Ringgo mengaku bahwa film ini sedemikian berharga dan mewah baginya lantaran di masa lampau, sebelum mengerjakan film ini, ia merasa diperlakukan seperti robot.

"Ini film yang sangat berharga buat gua karena prosesnya menurut gua mewah, gua nggak tahu kapan lagi gua dapat kesempatan ini. Selama gua berkarier, gua belum pernah. Belum pernah apa? Gue selama ini selalu terima script, kadang ada sutradara atau tim yang terlibat tuh mau membantu gua untuk mencari karakter apa yang kira-kira cocok, yang kira-kira gua mau, yang bikin gua nyaman. Tapi kebanyakan mereka cuma kasih script," ujar Ringgo.

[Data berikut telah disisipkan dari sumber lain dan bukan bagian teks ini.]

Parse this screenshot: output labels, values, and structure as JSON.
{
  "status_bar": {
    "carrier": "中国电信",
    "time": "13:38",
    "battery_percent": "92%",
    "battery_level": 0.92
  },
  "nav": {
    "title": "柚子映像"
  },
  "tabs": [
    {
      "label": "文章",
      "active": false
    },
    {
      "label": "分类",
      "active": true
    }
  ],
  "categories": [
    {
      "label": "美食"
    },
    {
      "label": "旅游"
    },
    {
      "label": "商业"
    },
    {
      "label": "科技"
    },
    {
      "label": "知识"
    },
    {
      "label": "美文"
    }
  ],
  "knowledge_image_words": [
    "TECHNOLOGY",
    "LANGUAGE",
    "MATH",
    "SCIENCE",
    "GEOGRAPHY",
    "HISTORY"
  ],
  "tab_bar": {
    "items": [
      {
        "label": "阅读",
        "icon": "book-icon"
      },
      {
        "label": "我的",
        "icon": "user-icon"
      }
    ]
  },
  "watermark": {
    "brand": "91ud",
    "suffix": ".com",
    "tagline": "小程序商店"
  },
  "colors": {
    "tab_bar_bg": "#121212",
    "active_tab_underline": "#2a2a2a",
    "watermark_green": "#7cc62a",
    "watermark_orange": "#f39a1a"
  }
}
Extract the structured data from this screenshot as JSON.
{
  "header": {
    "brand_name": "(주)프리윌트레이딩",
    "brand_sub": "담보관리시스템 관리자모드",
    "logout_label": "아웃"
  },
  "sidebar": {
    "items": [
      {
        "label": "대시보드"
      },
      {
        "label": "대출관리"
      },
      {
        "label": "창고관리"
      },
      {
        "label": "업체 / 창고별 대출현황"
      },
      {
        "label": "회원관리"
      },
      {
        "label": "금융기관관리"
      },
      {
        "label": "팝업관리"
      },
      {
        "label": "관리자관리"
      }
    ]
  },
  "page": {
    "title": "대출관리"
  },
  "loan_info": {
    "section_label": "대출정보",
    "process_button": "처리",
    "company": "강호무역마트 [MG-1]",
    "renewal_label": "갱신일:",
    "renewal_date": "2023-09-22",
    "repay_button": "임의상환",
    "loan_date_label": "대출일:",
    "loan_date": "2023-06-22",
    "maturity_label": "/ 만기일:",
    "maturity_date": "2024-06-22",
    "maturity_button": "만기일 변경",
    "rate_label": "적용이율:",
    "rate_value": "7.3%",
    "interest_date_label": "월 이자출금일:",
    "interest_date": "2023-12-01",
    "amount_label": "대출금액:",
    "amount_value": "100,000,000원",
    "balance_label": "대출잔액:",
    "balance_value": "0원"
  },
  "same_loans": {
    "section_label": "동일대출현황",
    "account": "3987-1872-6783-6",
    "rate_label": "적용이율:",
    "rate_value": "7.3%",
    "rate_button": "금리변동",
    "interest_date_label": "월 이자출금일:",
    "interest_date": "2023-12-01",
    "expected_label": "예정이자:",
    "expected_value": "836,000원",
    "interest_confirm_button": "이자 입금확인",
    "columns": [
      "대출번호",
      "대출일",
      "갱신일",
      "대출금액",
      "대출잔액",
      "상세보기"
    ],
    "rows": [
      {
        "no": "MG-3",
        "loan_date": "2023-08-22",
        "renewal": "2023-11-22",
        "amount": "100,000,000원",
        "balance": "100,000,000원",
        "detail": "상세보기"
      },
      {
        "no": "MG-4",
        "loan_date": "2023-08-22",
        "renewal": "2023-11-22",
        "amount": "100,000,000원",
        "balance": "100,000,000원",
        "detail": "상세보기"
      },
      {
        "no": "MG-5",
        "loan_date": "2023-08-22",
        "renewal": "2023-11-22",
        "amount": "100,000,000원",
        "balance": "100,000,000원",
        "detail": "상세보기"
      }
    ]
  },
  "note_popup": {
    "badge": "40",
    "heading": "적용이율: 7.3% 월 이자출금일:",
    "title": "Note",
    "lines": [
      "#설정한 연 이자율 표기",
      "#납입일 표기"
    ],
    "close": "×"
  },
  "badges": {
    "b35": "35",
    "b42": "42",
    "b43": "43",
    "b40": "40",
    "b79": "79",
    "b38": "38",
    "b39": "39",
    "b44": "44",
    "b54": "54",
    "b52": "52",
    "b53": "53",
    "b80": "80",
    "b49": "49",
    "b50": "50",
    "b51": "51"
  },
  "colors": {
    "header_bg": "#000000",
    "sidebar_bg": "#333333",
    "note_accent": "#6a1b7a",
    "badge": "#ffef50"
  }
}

"Mereka tidak peduli bagaimana gua melakukan pendekatan terhadap karakter di film itu. Ketika proses reading yang kadang-kadang sekadar ketemu rutin, baca, baca, baca. Ketika itu udah sering sekali, gua selalu dapat film kayak gitu, gitu, gitu. Jadi kayak robot ya. Padahal, gua aktor yang bisa berpikir," imbuhnya.

Perjalanan penuh suka duka tersebut rupanya berimbas cukup buruk bagi Ringgo. Selama berkarier di dunia film, ia sempat merasakan jenuh dan mempunyai luka tersendiri.

"Gua merasakan kejenuhan. Gua punya luka sendiri terhadap apa yang gua lakukan. Gua sempat nggak mau main lagi. Gua sempat tiba-tiba jadi kru iklan. Gua mulai dari bawah lagi. Gua mulai dari production assistant lagi. Karena menurut gua, gua butuh hal yang lain dulu. Kenapa? Karena tiba-tiba dunia akting yang tadinya gua cinta, tiba-tiba jadi sesuatu yang monoton karena industrinya seperti itu. Sampai akhirnya gua ditemukan oleh Yandy yang punya treatment berbeda, sampai akhirnya di film kedua Yandy yang gua mainin ini diberikan kesempatan untuk tidak jadi robot," kata Ringgo.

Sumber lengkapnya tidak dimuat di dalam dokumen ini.